Review: Hulk #39

Published on August 24th, 2011

This month’s issue of Hulk begins with a quote from William Faulkner,stating: “The past isn’t over. It isn’t even past.” With that, the brilliant team of writer Jeff Parker and artist Gabriel Hardman begins its descent into General Ross’s past. I bring this up at the start because, just like every other thing Parker has written for Hulk, it is completely original and unexpected. We have had 15 issues (counting the Point One issue) where Parker has given us something I have never seen in ANY Hulk book – tons and tons of character building – but is issue #39 a departure from this? Read on to find out!

hulk39Many times in comics, we take for granted that we know everything about a certain character or character type. Then, occasionally, we get a great writer who comes along and turns our perceptions on their heads. Jeff Parker excels at that, not only in Hulk but also in Thunderbolts. So far, with our Ross version of Hulk, he has given us a different Hulk: one who isn’t just a monster, but rather a man who is trying to understand who he really is and what he is truly capable of. Parker has given us a Hulk with morals, who needs friends – not one who is always on the run and who wants to be left alone, like Banner’s Hulk. He is a kinder, more gentler Hulk. Having said all that, now let’s take a look at Hulk #39 or, as I like to call it, “Fightin’Across Massachusetts!”

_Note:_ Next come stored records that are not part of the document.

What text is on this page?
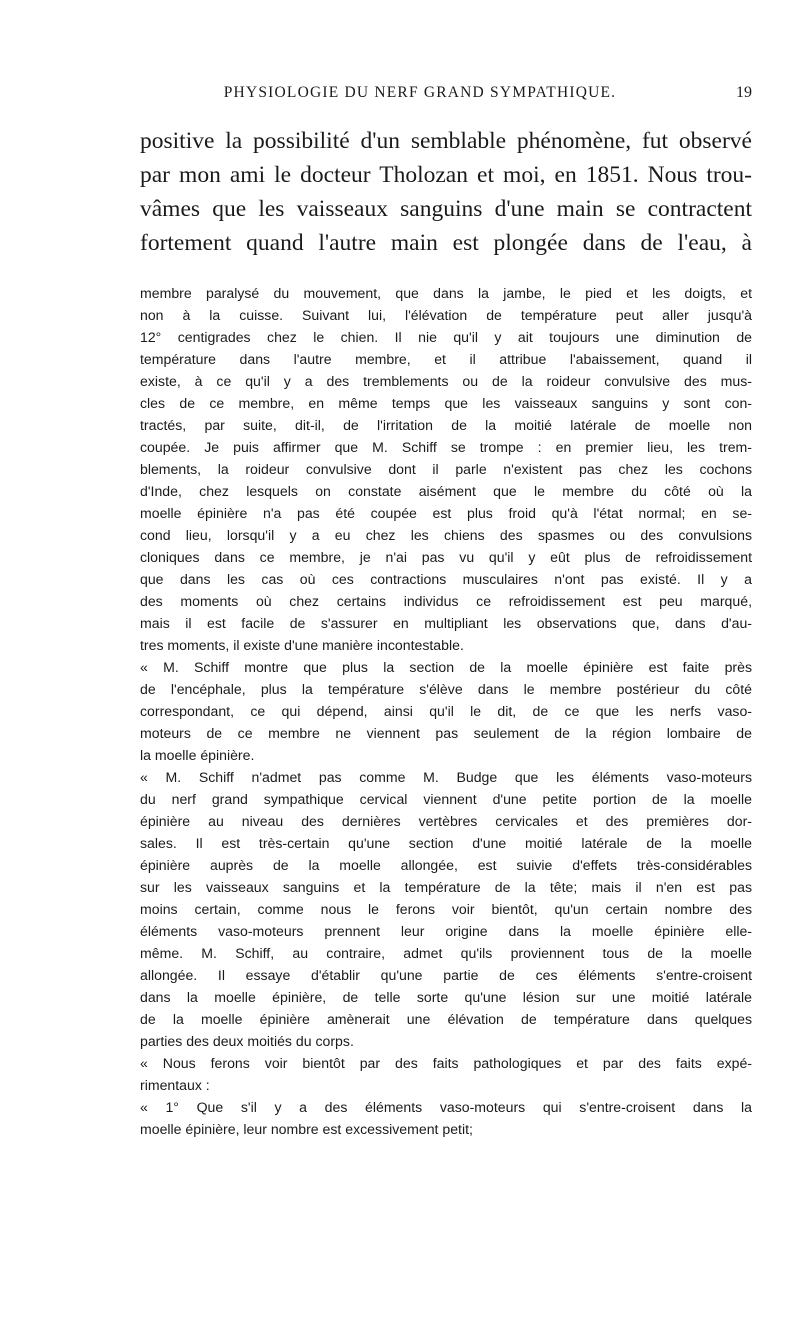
PHYSIOLOGIE DU NERF GRAND SYMPATHIQUE.	19

positive la possibilité d'un semblable phénomène, fut observé
par mon ami le docteur Tholozan et moi, en 1851. Nous trou-
vâmes que les vaisseaux sanguins d'une main se contractent
fortement quand l'autre main est plongée dans de l'eau, à

membre paralysé du mouvement, que dans la jambe, le pied et les doigts, et
non à la cuisse. Suivant lui, l'élévation de température peut aller jusqu'à
12° centigrades chez le chien. Il nie qu'il y ait toujours une diminution de
température dans l'autre membre, et il attribue l'abaissement, quand il
existe, à ce qu'il y a des tremblements ou de la roideur convulsive des mus-
cles de ce membre, en même temps que les vaisseaux sanguins y sont con-
tractés, par suite, dit-il, de l'irritation de la moitié latérale de moelle non
coupée. Je puis affirmer que M. Schiff se trompe : en premier lieu, les trem-
blements, la roideur convulsive dont il parle n'existent pas chez les cochons
d'Inde, chez lesquels on constate aisément que le membre du côté où la
moelle épinière n'a pas été coupée est plus froid qu'à l'état normal; en se-
cond lieu, lorsqu'il y a eu chez les chiens des spasmes ou des convulsions
cloniques dans ce membre, je n'ai pas vu qu'il y eût plus de refroidissement
que dans les cas où ces contractions musculaires n'ont pas existé. Il y a
des moments où chez certains individus ce refroidissement est peu marqué,
mais il est facile de s'assurer en multipliant les observations que, dans d'au-
tres moments, il existe d'une manière incontestable.

« M. Schiff montre que plus la section de la moelle épinière est faite près
de l'encéphale, plus la température s'élève dans le membre postérieur du côté
correspondant, ce qui dépend, ainsi qu'il le dit, de ce que les nerfs vaso-
moteurs de ce membre ne viennent pas seulement de la région lombaire de
la moelle épinière.

« M. Schiff n'admet pas comme M. Budge que les éléments vaso-moteurs
du nerf grand sympathique cervical viennent d'une petite portion de la moelle
épinière au niveau des dernières vertèbres cervicales et des premières dor-
sales. Il est très-certain qu'une section d'une moitié latérale de la moelle
épinière auprès de la moelle allongée, est suivie d'effets très-considérables
sur les vaisseaux sanguins et la température de la tête; mais il n'en est pas
moins certain, comme nous le ferons voir bientôt, qu'un certain nombre des
éléments vaso-moteurs prennent leur origine dans la moelle épinière elle-
même. M. Schiff, au contraire, admet qu'ils proviennent tous de la moelle
allongée. Il essaye d'établir qu'une partie de ces éléments s'entre-croisent
dans la moelle épinière, de telle sorte qu'une lésion sur une moitié latérale
de la moelle épinière amènerait une élévation de température dans quelques
parties des deux moitiés du corps.

« Nous ferons voir bientôt par des faits pathologiques et par des faits expé-
rimentaux :

« 1° Que s'il y a des éléments vaso-moteurs qui s'entre-croisent dans la
moelle épinière, leur nombre est excessivement petit;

The issue starts with Ross (as a child) and his friends, 50 years ago. They are basically being kids and playing “war,” until a plane goes down in the woods and the group of kids goes to investigate. They find a crashed plane with a dead pilot inside, who turns out to be the father of one of Ross’s friends. For some reason the last panel has the now-old Ross next to the downed plane, telling the story to Zero/One. I’m still not sure of the reasons for this, but I know they will be revealed much later on. (Right, Parker?)

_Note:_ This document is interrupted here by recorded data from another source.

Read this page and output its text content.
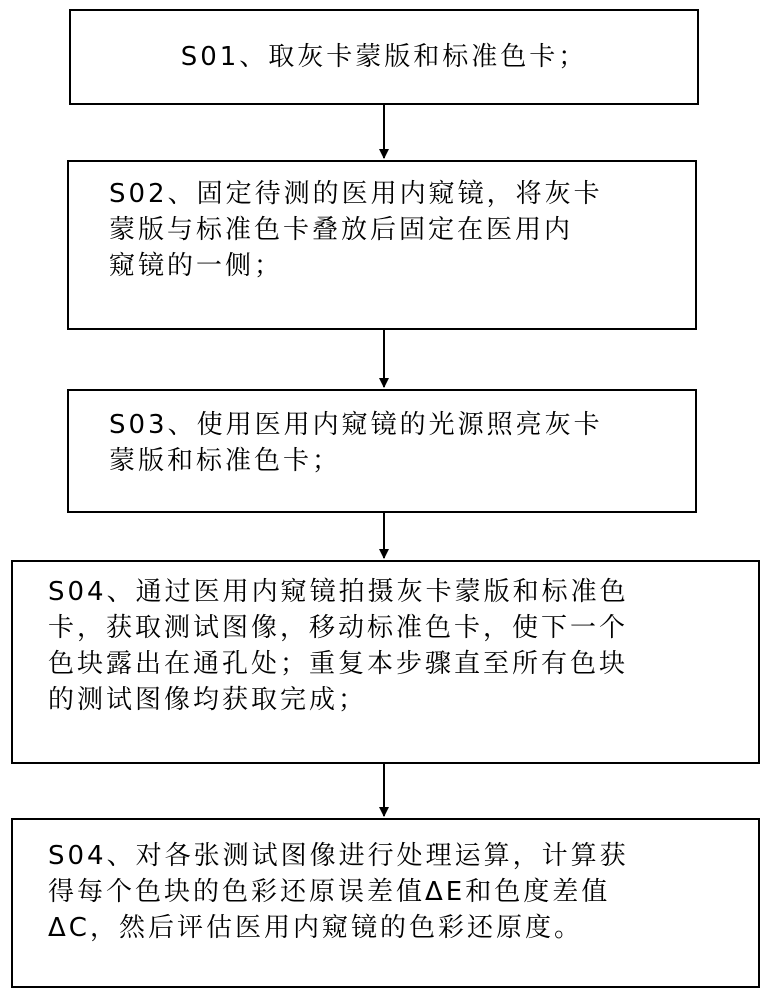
S01、取灰卡蒙版和标准色卡；
S02、固定待测的医用内窥镜，将灰卡
蒙版与标准色卡叠放后固定在医用内
窥镜的一侧；
S03、使用医用内窥镜的光源照亮灰卡
蒙版和标准色卡；
S04、通过医用内窥镜拍摄灰卡蒙版和标准色
卡，获取测试图像，移动标准色卡，使下一个
色块露出在通孔处；重复本步骤直至所有色块
的测试图像均获取完成；
S04、对各张测试图像进行处理运算，计算获
得每个色块的色彩还原误差值ΔE和色度差值
ΔC，然后评估医用内窥镜的色彩还原度。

Ok, so after the little flashback to Ross’s life as a kid growing up in the countryside, we see a Hulk-a-fied Ross and his female L.M.D. companion still on the run from Ross’s protege General Fortean. They end up at the now-dilapidated country home of Ross, and they rest for a second. Parker does a great job in these quiet moments of character-building, showing us who Ross really is and getting you to feel almost sentimental about Hulk/Ross’s long-gone childhood. The two also research this mysterious “Black Fog” character and come to the conclusion that it was Black Fog who assaulted Hulk at the old Airplane junkyard a few issues back. The tone quickly changes to an all-out brawl when Ross goes to check out his old barn stormer, but discovers the being known as Omegex! The rest of the issue is an all-out slugfest with Hulk and Omegex across the state of Massachusetts, masterfully handed to us by Gabriel “The Man” Hardman. Good lord, this guy knocks it out of the park. Every panel till the end of the issue is simply beautiful, and the issue ends abruptly when Omegex gets a sword pushed through his chest by Black Fog.

Final Veridict: “Hulk” is a book I never knew I could enjoy. Parker and Hardman have made me not only care about General Ross as a character in the Marvel Universe, but they have made me love him far more than the original… That happens too few times in comics. Once again, the team of Parker and Hardman are as unstoppable as the Hulk himself!